Against Sex Positivity: A First Draft Of A Likely Shitstorm
My life is one ordered almost entirely under a regime of “sex positivity,” and it is still a life lived under patriarchy. The sex positive has failed in its mission, because of its fundamental failure to implicate the deepest structures of patriarchy. It was smart to negate the sexuality pushed by some feminists – to fuck as if separatism can truly ever be enacted. It seems almost obvious by now that sex work and sex trade and pornography should not be especially stigmatized and that slut shaming is no radical option. But patriarchal relations keep happening, among the most “sex positive” no less than anyone else. I find myself in a position similar to many 70s feminists; just as free love was a lie, sex positivity is a lie.
I have been a part of so many accountability processes that have desperately sought to leave the world of identity politics, of “oppressor raped/assaulted/bad fucked oppressed person,” and because of the deep taboo against “going there” could not implicate the structure of sex itself. The specter of “positive sexuality” remained and the discourse remained stuck in a moral/political imperative to purge “negative sexuality.”
Amongst radicals, queers no less than anarchy-bros, there remains the deeply held belief that I am “naturally” going to have sex, and as such am available to have sex. I am valorized because I am beautiful, because I am young, because I am white, because I am kinky, because I am promiscuous. Because I am pretty and I fuck, I either have value there for the taking, am expected to “enjoy” another’s value, or am expected to switch between the two roles. Likewise, those bodies seen as unwanted or unavailable are systematically excluded and shit talked.
I am surrounded by the gaping holes of sex positivity and as such, where a certain remnant of “positivity” is not useful, seek to abandon it in its entirety, and in doing so must abandon any attachment to sex as something good.
“We condemn even the most consensual sex for being the gendered event
it is. Regardless of how seductive each little object might be, our focus
remains the narrative, the totality of social relations: constitutive lack.”
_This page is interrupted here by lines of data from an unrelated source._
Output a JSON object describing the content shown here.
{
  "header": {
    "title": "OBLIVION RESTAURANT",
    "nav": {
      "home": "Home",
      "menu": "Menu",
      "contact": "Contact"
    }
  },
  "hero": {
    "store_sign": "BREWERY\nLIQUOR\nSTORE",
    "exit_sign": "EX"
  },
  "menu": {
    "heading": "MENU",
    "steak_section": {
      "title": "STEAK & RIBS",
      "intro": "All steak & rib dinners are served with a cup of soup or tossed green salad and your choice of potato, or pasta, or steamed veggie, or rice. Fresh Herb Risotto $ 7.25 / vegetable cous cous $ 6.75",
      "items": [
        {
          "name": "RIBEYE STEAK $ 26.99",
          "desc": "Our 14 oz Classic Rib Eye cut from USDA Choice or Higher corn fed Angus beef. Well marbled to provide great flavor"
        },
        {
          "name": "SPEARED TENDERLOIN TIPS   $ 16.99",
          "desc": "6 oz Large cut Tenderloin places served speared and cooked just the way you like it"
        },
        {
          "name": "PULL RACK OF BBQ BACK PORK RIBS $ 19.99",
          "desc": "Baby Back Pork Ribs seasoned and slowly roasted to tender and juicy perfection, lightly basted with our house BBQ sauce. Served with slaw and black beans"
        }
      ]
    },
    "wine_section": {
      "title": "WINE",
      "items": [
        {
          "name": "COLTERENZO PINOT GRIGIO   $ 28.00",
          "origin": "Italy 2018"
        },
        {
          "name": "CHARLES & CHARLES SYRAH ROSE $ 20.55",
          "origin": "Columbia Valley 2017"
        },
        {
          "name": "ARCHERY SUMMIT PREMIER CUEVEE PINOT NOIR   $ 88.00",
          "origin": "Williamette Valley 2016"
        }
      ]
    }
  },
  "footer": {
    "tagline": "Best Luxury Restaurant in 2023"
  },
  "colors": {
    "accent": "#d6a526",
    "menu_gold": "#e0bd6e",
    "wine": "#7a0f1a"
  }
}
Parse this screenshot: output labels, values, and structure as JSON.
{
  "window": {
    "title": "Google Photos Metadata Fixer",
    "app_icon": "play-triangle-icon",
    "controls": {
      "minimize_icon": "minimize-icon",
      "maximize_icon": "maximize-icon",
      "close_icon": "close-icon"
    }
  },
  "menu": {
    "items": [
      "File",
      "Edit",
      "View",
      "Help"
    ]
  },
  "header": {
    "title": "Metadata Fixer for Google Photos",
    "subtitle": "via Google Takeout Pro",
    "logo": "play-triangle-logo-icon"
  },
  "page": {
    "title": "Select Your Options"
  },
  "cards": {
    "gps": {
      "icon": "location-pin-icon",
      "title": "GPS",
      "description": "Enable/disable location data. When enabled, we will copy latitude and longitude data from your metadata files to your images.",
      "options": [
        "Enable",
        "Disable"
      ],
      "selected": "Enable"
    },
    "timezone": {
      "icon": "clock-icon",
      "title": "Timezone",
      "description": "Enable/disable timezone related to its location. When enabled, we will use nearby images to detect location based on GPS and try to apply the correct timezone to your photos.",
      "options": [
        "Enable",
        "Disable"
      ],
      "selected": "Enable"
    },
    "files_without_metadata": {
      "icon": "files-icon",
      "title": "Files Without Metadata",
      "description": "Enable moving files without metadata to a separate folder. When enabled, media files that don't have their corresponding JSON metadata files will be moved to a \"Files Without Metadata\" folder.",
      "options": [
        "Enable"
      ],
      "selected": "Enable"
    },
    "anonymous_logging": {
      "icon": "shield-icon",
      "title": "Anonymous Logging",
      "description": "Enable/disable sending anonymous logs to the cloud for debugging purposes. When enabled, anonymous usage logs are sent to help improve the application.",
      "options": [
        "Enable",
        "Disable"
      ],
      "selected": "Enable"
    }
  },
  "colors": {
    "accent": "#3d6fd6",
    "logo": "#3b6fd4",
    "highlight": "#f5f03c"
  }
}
Letters to Chris Kraus: Kiss Me, Fuck Me, Or Rape Me
…
I see no hope in simply expanding what is “beautiful.” Thus far it has only allowed for a more diffuse mechanism of “beauty,” definitions expanded just far enough to get us to reproduce its logic, make us feel we have a stake, but never enough to undermine the mechanisms of exclusion. And it never will. “Beauty” is meaningless without the ugly; the good must express itself onto the evil in order to be legible. A world in which everyone is beautiful is a world where everybody is their own boss. Which is to say, in which everyone is a worker, with their exploitation managed only by a social relation.
Reblogging mostly because this post hit me hard. I don’t know how much I agree with it; there are some weird essentialist notions. It’s painful to see an attack on something that I take for granted; I constantly critique problematic, heteronormative, cissexist, sex-as-commodity models of sexuality, yet I never question that more positive, egalitarian, explorative fun sex is what I should be striving for.
So again; in a sense, I’m posting this because I don’t agree with it, but I was intrigued to hear the perspective.
That last paragraph is the one I feel the most affinity with; I am seeing more and more that “alternative” depictions of bodies are systematically co-opted under the guise of inclusion, but only at the demands of the market, only to sell more. It seems like rather than (or alongside) controlling the masses through vitriol masquerading as helpfulness, the new (or simply retooled) strategy is to increase the scope of bodies that can be airbrushed, stamped, branded, and thus owned anew.